La Chambre sociale dans un arrêt du 11 décembre 2019[1] (n°19-17.298) est venue préciser les contours du critère de l’autonomie de gestion pour les établissements distincts dans le cadre de la mise en place du CSE.
Ainsi, en l’absence d’accord collectif, la reconnaissance de la qualité d’établissement distinct pour la mise en place du CSE dépend de ce qu’on appelle l’autonomie de gestion dont dispose le responsable de l’établissement. Est entendu par « autonomie de gestion », le fait pour le responsable de détenir le pouvoir de direction en matière de gestion du personnel et sur l’activité de l’établissement notamment.
Dans l’arrêt du 11 décembre, la Cour pose le principe selon lequel « la centralisation de fonctions support et l’existence de procédure de gestion définies au niveau du siège ne sont pas de nature à exclure l’autonomie de gestion des responsables d’établissement. ». La Cour rejoint donc la position du Conseil d’Etat, position prise dans une décision du 3 octobre 1994 (n°111401).

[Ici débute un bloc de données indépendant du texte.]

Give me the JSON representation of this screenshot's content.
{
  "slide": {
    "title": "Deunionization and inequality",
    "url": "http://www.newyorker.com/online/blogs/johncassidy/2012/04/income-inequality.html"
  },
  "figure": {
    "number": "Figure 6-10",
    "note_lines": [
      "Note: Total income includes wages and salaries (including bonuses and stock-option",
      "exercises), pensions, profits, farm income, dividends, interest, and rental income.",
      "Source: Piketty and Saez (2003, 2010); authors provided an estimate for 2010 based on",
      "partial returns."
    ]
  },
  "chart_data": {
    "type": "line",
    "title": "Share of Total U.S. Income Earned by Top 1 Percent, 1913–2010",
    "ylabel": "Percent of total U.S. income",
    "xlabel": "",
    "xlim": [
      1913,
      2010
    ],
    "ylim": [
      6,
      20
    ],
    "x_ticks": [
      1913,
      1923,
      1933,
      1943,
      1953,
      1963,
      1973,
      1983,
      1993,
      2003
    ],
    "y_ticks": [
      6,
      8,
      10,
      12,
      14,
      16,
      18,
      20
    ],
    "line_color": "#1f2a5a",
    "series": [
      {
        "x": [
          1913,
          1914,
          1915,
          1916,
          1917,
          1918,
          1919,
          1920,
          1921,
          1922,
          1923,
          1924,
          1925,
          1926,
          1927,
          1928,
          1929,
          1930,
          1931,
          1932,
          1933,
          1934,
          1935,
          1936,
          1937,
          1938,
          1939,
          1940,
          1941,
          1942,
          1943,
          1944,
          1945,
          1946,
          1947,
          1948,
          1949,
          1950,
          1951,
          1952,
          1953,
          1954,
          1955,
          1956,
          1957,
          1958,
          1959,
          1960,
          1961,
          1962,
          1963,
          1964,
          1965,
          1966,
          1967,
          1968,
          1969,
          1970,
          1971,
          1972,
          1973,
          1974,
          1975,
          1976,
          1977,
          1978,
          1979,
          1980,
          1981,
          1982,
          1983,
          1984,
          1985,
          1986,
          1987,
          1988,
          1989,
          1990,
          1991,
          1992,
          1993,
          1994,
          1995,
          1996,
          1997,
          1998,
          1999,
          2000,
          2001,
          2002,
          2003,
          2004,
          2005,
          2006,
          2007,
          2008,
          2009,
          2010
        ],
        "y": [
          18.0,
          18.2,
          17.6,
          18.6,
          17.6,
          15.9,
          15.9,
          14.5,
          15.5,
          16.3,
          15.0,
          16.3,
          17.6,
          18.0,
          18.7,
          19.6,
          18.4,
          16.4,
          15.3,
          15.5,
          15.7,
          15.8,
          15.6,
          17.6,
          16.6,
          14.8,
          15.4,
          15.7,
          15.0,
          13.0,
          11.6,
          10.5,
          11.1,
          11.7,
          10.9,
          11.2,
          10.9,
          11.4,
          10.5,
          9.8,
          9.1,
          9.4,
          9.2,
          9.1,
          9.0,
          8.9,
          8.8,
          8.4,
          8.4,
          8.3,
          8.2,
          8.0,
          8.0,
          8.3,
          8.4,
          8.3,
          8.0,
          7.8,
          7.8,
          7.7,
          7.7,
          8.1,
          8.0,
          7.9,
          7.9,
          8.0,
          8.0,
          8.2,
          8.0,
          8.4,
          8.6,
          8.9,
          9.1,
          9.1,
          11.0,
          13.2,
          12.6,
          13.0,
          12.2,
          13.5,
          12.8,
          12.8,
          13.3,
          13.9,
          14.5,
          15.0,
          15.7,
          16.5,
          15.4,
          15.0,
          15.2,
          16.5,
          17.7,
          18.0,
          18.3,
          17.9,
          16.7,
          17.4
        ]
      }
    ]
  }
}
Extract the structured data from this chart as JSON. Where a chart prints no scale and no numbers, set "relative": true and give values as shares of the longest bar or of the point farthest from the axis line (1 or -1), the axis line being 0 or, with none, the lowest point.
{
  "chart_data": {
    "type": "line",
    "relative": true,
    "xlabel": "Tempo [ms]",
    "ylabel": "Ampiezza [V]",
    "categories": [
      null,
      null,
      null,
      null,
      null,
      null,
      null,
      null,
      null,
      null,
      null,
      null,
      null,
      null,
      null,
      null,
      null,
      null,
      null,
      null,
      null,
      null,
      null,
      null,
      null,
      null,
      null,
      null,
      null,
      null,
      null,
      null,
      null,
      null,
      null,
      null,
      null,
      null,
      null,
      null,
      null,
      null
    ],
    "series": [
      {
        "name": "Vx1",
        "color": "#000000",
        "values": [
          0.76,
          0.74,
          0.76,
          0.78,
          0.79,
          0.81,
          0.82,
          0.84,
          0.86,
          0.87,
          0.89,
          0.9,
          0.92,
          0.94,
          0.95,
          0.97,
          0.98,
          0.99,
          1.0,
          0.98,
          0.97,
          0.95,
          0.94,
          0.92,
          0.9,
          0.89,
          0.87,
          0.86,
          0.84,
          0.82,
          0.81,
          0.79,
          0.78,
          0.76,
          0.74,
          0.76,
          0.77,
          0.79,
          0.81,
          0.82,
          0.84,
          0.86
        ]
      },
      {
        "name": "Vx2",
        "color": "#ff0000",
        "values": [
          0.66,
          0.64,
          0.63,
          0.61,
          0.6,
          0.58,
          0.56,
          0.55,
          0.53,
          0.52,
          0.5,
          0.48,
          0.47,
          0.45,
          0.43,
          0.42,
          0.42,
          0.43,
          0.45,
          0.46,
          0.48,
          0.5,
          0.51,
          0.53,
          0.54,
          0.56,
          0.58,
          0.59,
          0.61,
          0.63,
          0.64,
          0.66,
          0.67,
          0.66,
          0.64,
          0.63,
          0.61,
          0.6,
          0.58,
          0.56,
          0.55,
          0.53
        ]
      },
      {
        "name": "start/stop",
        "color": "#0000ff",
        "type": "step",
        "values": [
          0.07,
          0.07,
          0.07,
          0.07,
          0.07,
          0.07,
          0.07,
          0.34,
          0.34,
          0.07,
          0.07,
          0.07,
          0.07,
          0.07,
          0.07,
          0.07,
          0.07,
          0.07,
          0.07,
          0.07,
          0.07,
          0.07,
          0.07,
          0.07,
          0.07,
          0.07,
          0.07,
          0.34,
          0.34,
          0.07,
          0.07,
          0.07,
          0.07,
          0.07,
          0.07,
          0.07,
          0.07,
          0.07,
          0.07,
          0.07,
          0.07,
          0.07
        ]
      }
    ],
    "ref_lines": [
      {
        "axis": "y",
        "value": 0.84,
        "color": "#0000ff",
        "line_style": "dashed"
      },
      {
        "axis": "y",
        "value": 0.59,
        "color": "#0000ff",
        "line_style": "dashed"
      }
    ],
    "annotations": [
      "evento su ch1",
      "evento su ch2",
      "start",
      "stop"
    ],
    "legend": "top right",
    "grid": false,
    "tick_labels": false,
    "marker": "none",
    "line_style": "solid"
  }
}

En plus de poser ce principe, la Cour dégage deux éléments permettant de caractériser ladite autonomie de gestion nécessaire à la reconnaissance de l’établissement distinct. Il faut qu’une part, une délégation de pouvoirs dans de nombreux domaines et d’autre part, la conclusion d’accords collectifs au niveau de l’établissement.
En effet, elle énonce dans cet arrêt qu’« ayant constaté l’existence de délégations de pouvoirs dans des domaines de compétences variés et d’accords d’établissement, il appartenait en conséquence de rechercher au regard de l’organisation de l’entreprise en filières et en sites le niveau caractérisant un établissement distinct au regard de l’autonomie de gestion des responsables. ».
Dans un second arrêt cette fois rendu le 19 décembre 2019 (n°18-23.655)[2], la Cour s’est prononcée pour la première fois dans le cadre du CSE sur la détermination des établissements distincts et confirme sa position du 11 décembre.
Dans les faits, il s’agissait de la SNCF et de la Direction a sur le fondement de l’article L. 2313-4 du Code du travail fixé unilatéralement le nombre et le périmètre des établissements distincts. Cette décision a été contestée devant la DIRECCTE mais cette dernière a procédé à un découpage correspondant à celui établi par l’employeur. Les organisations syndicales ont donc contesté ce découpage devant le tribunal d’instance. Le tribunal a à son tour fixé un nombre et périmètre identique à celui retenu par la DIRECCTE.
Ainsi, deux questions étaient posées dans le pourvoi : la compétence du tribunal d’instance et la caractérisation de la notion d’autonomie de gestion. Nous nous concentrerons ici seulement sur cette deuxième question.
Pour comprendre le contexte, il existait avec les anciennes IRP, 31 comités d’établissement, 600 CHSCT et 1 800 délégations du personnel. Pour le CSE, le découpage prévoit 33 comités sociaux et économiques. Les organisations syndicales souhaitaient par leur pourvoir faire rajouter un critère de proximité dans la caractérisation de l’établissement distinct.
Cependant, la Cour continue dans sa logique en reprenant la solution dégagée par le Conseil d’Etat. Ce dernier s’attache uniquement à vérifier les pouvoirs consentis au responsable de l’établissement caractérisés en matière de gestion du personnel et d’exécution du service.
Dès lors, la Cour considère que « le tribunal d’instance a bien recherché les éléments lui permettant de vérifier le critère d’autonomie de gestion ainsi défini, et que les syndicats contestataires n’apportaient aucun élément permettant de considérer qu’il existait, au sein de l’entreprise, d’autres établissements que ceux retenus par la décision de la DIRECCTE répondant à ce critère. ».
On considère donc que comme pour les comités d’entreprise, l’établissement distinct dans la cadre du CSE est caractérisée par l’autonomie de gestion dont dispose le responsable de l’établissement à raison de pouvoirs en matière de gestion du personnel et de la gestion de l’établissement.